Can We Change Wolfsburg to Puppytown?

Can you find the silver lining in a nuclear bomb cloud?  Do you view corruption and crime as alternate creativity?  And are you too lazy for journalism, not clever enough for advertising, and too uncoordinated for three-card Monte?  Then you should consider a career in Public Relations!

Do you have what it takes?  Just take this simple test.  Here is a quote that might be a bit awkward for a certain corporation.  All you have to do is improve the truth!

May 28, 1937:

Volkswagen is founded

On this day in 1937, the government of Germany–then under the control of Adolf Hitler of the National Socialist (Nazi) Party–forms a new state-owned automobile company, then known as Gesellschaft zur Vorbereitung des Deutschen Volkswagens mbH. Later that year, it was renamed simply Volkswagenwerk, or “The People’s Car Company.”

Originally operated by the German Labor Front, a Nazi organization, Volkswagen was headquartered in Wolfsburg, Germany. In addition to his ambitious campaign to build a network of autobahns and limited access highways across Germany, Hitler’s pet project was the development and mass production of an affordable yet still speedy vehicle that could sell for less than 1,000 Reich marks (about $140 at the time). To provide the design for this “people’s car,” Hitler called in the Austrian automotive engineer Ferdinand Porsche. In 1938, at a Nazi rally, the Fuhrer declared: “It is for the broad masses that this car has been built.
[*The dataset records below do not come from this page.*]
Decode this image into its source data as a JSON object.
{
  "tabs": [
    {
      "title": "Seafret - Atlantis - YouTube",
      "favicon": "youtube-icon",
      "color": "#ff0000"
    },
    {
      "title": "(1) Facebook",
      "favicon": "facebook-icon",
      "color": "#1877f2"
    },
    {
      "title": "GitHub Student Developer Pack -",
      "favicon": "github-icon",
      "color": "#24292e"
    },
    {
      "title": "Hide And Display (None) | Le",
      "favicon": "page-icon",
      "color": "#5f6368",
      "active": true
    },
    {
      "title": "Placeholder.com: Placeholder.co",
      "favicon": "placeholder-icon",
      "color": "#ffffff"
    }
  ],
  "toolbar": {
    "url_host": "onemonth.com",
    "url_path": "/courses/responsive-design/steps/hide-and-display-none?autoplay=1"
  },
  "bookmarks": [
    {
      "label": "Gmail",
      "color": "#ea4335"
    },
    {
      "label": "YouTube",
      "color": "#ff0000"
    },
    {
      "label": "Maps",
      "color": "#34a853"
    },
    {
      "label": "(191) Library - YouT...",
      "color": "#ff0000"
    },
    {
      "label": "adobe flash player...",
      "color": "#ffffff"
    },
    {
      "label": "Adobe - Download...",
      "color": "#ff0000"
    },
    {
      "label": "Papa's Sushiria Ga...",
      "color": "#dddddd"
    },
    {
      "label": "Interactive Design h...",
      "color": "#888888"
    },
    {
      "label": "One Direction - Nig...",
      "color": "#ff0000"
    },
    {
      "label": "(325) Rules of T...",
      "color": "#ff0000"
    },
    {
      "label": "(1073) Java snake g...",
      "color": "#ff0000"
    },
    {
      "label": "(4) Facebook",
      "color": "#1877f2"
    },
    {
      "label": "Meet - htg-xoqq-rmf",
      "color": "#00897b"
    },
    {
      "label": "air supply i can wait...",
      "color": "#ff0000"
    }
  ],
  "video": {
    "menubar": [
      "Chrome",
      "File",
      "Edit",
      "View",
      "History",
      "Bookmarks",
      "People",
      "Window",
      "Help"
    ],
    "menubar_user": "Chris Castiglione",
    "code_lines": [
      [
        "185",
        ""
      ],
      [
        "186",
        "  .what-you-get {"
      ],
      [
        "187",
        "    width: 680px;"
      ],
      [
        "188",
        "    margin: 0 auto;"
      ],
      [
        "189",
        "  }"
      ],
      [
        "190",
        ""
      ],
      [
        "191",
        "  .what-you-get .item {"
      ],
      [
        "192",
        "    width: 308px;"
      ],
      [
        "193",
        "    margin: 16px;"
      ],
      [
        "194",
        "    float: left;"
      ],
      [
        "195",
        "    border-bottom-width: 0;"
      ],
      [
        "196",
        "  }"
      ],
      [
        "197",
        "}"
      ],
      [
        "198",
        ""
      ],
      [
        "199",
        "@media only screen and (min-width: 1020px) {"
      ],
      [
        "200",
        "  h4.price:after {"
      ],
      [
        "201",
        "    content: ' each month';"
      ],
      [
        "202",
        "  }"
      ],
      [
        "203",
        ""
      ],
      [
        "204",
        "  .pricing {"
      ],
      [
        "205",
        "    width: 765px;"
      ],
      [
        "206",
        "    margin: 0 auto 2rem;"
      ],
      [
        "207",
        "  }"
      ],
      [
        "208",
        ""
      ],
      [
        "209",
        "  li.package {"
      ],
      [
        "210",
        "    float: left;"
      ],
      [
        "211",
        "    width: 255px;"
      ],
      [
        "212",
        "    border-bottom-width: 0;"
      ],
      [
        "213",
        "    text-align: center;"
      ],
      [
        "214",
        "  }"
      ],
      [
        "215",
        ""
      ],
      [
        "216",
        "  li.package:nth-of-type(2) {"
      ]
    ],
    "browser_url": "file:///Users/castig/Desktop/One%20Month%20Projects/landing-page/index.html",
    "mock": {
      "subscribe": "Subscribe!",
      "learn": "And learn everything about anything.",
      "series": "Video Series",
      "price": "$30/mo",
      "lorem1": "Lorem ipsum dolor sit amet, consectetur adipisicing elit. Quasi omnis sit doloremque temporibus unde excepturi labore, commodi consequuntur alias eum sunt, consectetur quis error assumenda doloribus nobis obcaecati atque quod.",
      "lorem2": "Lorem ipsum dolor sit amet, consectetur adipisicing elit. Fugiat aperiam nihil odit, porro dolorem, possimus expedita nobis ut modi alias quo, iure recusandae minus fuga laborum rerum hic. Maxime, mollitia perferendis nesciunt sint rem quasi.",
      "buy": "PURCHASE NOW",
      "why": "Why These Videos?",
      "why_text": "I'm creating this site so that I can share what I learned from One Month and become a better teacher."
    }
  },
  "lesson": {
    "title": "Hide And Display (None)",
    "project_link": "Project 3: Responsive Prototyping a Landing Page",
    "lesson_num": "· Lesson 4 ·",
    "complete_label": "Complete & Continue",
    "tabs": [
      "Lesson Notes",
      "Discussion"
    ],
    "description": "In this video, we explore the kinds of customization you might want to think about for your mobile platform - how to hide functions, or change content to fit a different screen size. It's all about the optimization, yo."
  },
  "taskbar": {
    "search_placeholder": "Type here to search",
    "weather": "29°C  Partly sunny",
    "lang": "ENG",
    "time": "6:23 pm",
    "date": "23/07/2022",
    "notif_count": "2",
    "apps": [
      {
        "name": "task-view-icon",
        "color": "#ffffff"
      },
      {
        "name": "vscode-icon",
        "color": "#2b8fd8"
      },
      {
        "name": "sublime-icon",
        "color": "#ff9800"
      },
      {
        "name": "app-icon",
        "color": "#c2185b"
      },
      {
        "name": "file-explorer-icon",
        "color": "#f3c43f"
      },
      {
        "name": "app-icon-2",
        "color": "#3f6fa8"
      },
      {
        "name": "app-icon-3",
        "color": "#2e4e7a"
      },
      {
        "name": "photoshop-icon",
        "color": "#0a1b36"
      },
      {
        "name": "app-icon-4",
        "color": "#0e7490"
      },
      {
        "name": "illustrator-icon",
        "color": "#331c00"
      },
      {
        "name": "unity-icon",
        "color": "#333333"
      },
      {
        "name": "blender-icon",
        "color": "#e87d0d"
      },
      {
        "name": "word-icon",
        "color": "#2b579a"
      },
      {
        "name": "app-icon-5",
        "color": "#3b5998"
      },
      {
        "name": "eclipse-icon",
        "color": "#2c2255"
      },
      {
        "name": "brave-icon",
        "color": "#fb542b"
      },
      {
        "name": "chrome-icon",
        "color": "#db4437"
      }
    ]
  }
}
Its purpose is to answer their transportation needs, and it is intended to give them joy.”

Goodness, what unpleasant details!  How can Public Relations enhance the story?  Here is an example….

Happy Birthday, You Adorable Beetle!

On this day in 1937, Germany thought of a car as cute as their Steiff stuffed animals. Introduced by a well-known vegetarian with a sweet-tooth (hint, he might be Charlie Chaplin!), the cuddly, affordable little vehicle was called the People’s Car.  And what could be friendlier than that!

So, Happy Birthday, you folksy Volksy!

  1. rio imamura says:

    Eugene, thank you for your article. My first car was a VW. I bought it from a German immigrant arriving in
    New York as her accompanied vehicle. It’s a brand new car. Maybe she ran it to her port of embarkation
    where it was in Europe. I liked the car which worked well in the cold weather. My wife liked it too. I sold it a few year later at a higher price than I bought.

    • Eugene Finerman says:

      Thanks Rio.

      Of course, I am relieved that the Germans did not figure out cold-resistant motors until after 1945.

      Actually, the aforementioned vegetarian with a sweet-tooth was more of a Mercedes man. Ironically, the Mercedes was named for fraulein Jellinek of Austria-Hungary, the daughter of a major investor at Daimler-Benz. Aside from having a rich father, she could also boast of another family distinction: her great-uncle was Chief Rabbi of Vienna. (Well, maybe she shouldn’t have boasted about that in front of that vegetarian with a sweet-tooth.)